The Foreign Ministers of Britain, Australia, Canada, France, and Germany--all fighting alongside U.S. troops under the NATO led mission in Afghanistan--signed the Convention on Cluster Munitions today.

Cluster munitions are fired from aircraft or artillery and spray smaller "bomblets" over an expanse the size of two football fields. Many do not explode on impact but remain in fields and parks as landmines, waiting to be found by unsuspecting civilians. Many of the unexploded munitions look like harmless objects, such as toys or cans of food.

"Like the Mine Ban Treaty, the Convention on Cluster Munitions is establishing a powerful norm that cluster bombs are no longer an acceptable weapon of war," said Lora Lumpe, coordinator of the U.S. Campaign to Ban Landmines and Cluster Bombs, who is attending the Oslo treaty signing. "U.S. participation in this treaty would contribute a great deal toward stigmatizing the use of these weapons and saving lives of civilians."

The United States has been the world's largest producer, stockpiler, and user of cluster munitions.
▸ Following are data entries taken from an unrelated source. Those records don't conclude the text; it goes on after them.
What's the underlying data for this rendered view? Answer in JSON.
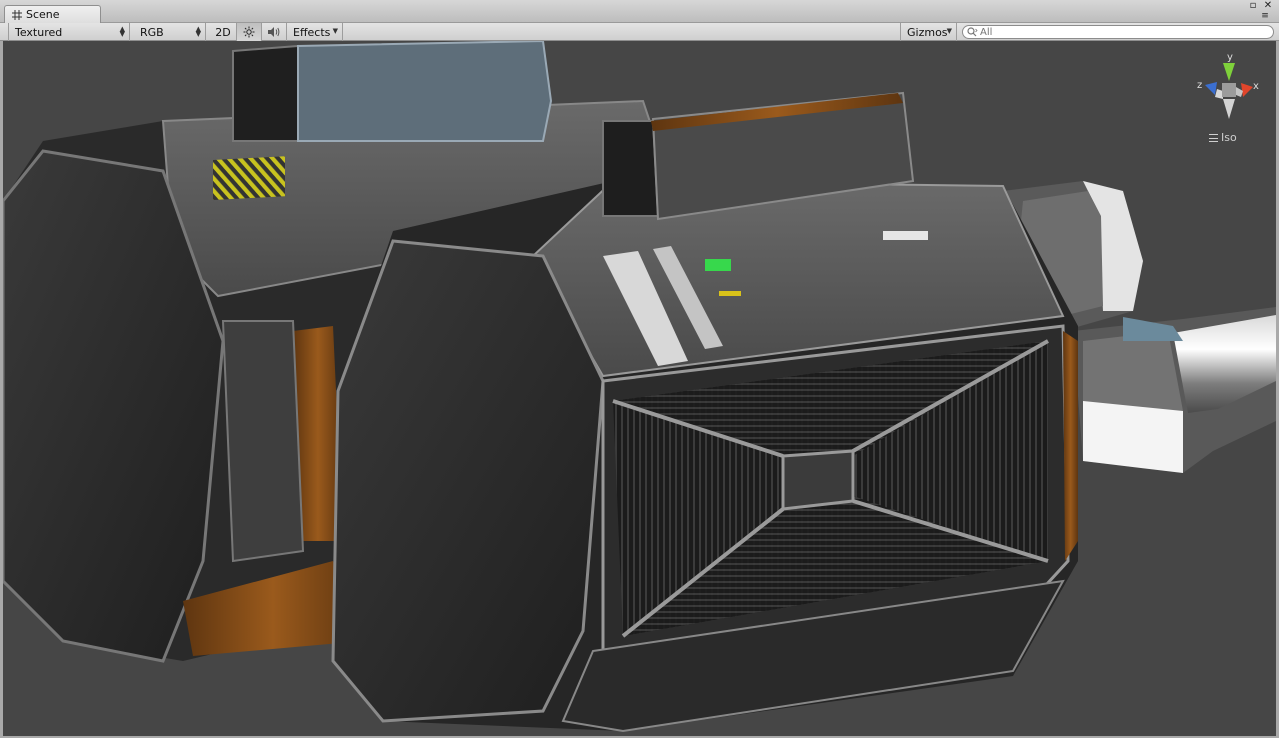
{
  "window": {
    "tab_label": "Scene",
    "tab_icon": "hash-grid-icon",
    "maximize_glyph": "▫",
    "close_glyph": "✕",
    "menu_glyph": "≡"
  },
  "toolbar": {
    "draw_mode": "Textured",
    "render_mode": "RGB",
    "toggle_2d": "2D",
    "lighting_icon": "sun-icon",
    "audio_icon": "speaker-icon",
    "effects_label": "Effects",
    "gizmos_label": "Gizmos"
  },
  "search": {
    "placeholder": "All",
    "icon": "search-icon"
  },
  "scene_gizmo": {
    "axis_y": "y",
    "axis_x": "x",
    "axis_z": "z",
    "projection_label": "Iso",
    "colors": {
      "x": "#e0452b",
      "y": "#7fd13b",
      "z": "#3b6fd1"
    }
  },
  "colors": {
    "viewport_background": "#464646",
    "toolbar_background": "#dadada",
    "metal_dark": "#2b2b2b",
    "metal_mid": "#5c5c5c",
    "trim_orange": "#8a4f17",
    "indicator_green": "#37d84c",
    "indicator_yellow": "#d9c21a"
  }
}
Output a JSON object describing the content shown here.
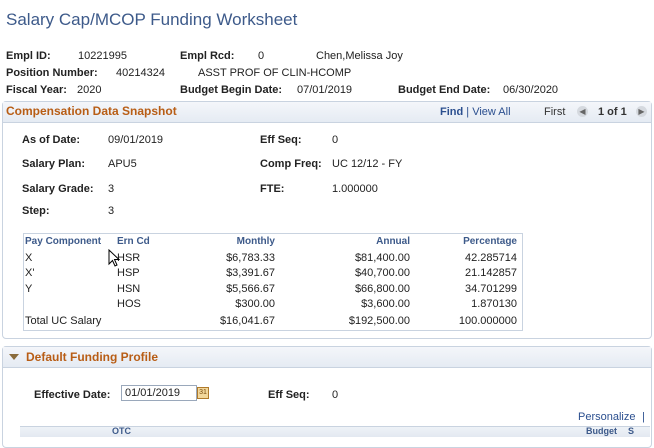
{
  "page": {
    "title": "Salary Cap/MCOP Funding Worksheet"
  },
  "header": {
    "empl_id_label": "Empl ID:",
    "empl_id": "10221995",
    "empl_rcd_label": "Empl Rcd:",
    "empl_rcd": "0",
    "name": "Chen,Melissa Joy",
    "position_label": "Position Number:",
    "position": "40214324",
    "job_title": "ASST PROF OF CLIN-HCOMP",
    "fiscal_label": "Fiscal Year:",
    "fiscal": "2020",
    "begin_label": "Budget Begin Date:",
    "begin": "07/01/2019",
    "end_label": "Budget End Date:",
    "end": "06/30/2020"
  },
  "comp": {
    "title": "Compensation Data Snapshot",
    "find": "Find",
    "sep": "|",
    "view_all": "View All",
    "first": "First",
    "page": "1 of 1",
    "asof_label": "As of Date:",
    "asof": "09/01/2019",
    "effseq_label": "Eff Seq:",
    "effseq": "0",
    "plan_label": "Salary Plan:",
    "plan": "APU5",
    "freq_label": "Comp Freq:",
    "freq": "UC 12/12 - FY",
    "grade_label": "Salary Grade:",
    "grade": "3",
    "fte_label": "FTE:",
    "fte": "1.000000",
    "step_label": "Step:",
    "step": "3"
  },
  "grid": {
    "columns": [
      "Pay Component",
      "Ern Cd",
      "Monthly",
      "Annual",
      "Percentage"
    ],
    "rows": [
      {
        "pay": "X",
        "ern": "HSR",
        "monthly": "$6,783.33",
        "annual": "$81,400.00",
        "pct": "42.285714"
      },
      {
        "pay": "X'",
        "ern": "HSP",
        "monthly": "$3,391.67",
        "annual": "$40,700.00",
        "pct": "21.142857"
      },
      {
        "pay": "Y",
        "ern": "HSN",
        "monthly": "$5,566.67",
        "annual": "$66,800.00",
        "pct": "34.701299"
      },
      {
        "pay": "",
        "ern": "HOS",
        "monthly": "$300.00",
        "annual": "$3,600.00",
        "pct": "1.870130"
      },
      {
        "pay": "Total UC Salary",
        "ern": "",
        "monthly": "$16,041.67",
        "annual": "$192,500.00",
        "pct": "100.000000"
      }
    ]
  },
  "funding": {
    "title": "Default Funding Profile",
    "eff_date_label": "Effective Date:",
    "eff_date": "01/01/2019",
    "eff_seq_label": "Eff Seq:",
    "eff_seq": "0",
    "personalize": "Personalize",
    "col_otc": "OTC",
    "col_budget": "Budget",
    "col_s": "S"
  }
}
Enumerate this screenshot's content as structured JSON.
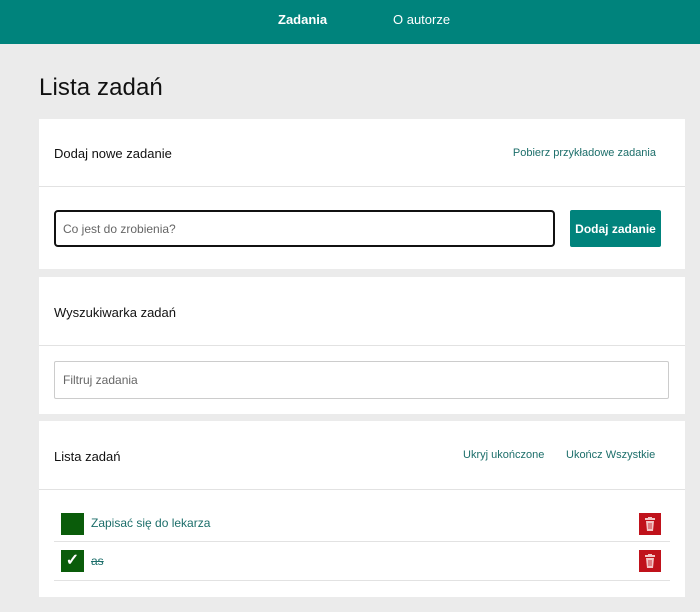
{
  "nav": {
    "items": [
      {
        "label": "Zadania",
        "active": true
      },
      {
        "label": "O autorze",
        "active": false
      }
    ],
    "background": "#00837c"
  },
  "page": {
    "title": "Lista zadań"
  },
  "add_card": {
    "title": "Dodaj nowe zadanie",
    "sample_link": "Pobierz przykładowe zadania",
    "input_placeholder": "Co jest do zrobienia?",
    "input_value": "",
    "button_label": "Dodaj zadanie"
  },
  "search_card": {
    "title": "Wyszukiwarka zadań",
    "input_placeholder": "Filtruj zadania",
    "input_value": ""
  },
  "list_card": {
    "title": "Lista zadań",
    "hide_link": "Ukryj ukończone",
    "complete_all_link": "Ukończ Wszystkie",
    "tasks": [
      {
        "text": "Zapisać się do lekarza",
        "done": false
      },
      {
        "text": "as",
        "done": true
      }
    ]
  },
  "colors": {
    "accent": "#00837c",
    "checkbox": "#0a5c0a",
    "delete": "#c0121b",
    "link": "#1c6e6a"
  },
  "icons": {
    "check": "check-icon",
    "delete": "trash-icon"
  }
}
It has used cluster bombs in civilian-populated areas of three countries in the past decade, and the millions of cluster bombs that the United States dropped in Laos in the early 1970s are still killing and wounding people.

The Pentagon has opposed an outright ban on the weapons, arguing that their military utility outweighs the humanitarian concerns. In July, Secretary of Defense Robert Gates issued a new policy asserting that the United States would continue to use its arsenal (containing at least 750 million submunitions) for the next 10 years before replacing the weapons with more reliable and precise alternatives. However, the administration has not yet explained why Great Britain and other major allied powers can abandon these munitions on December 3, while the U.S. cannot.

"This treaty signing means a lot to me and the other victims and family members who have lost loved ones to these weapons," said Lynn Bradach, whose son Travis, a U.S. Marine, was killed by a U.S. cluster submunition in Iraq in 2003. "I am saddened that my government is not here, but President-Elect Obama can help move our country toward the position of its major military allies and restore our moral leadership in the world community by pledging to stop U.S. production, export, and use of cluster bombs," she added.

The United States Campaign to Ban Landmines is a coalition of non-governmental organizations working to ensure that the U.S. comprehensively prohibits antipersonnel mines--by banning their use in Korea--and joins the 1997 Mine Ban Treaty, as more than 160 nations have done. It is the national affiliate of the International Campaign to Ban Landmines (ICBL), founded in New York in 1992 and recipient of the 1997 Nobel Peace Prize Laureate together with former ICBL coordinator Ms. Jody Williams of Vermont. We also call for sustained U.S. government financial support for mine clearance and victim assistance.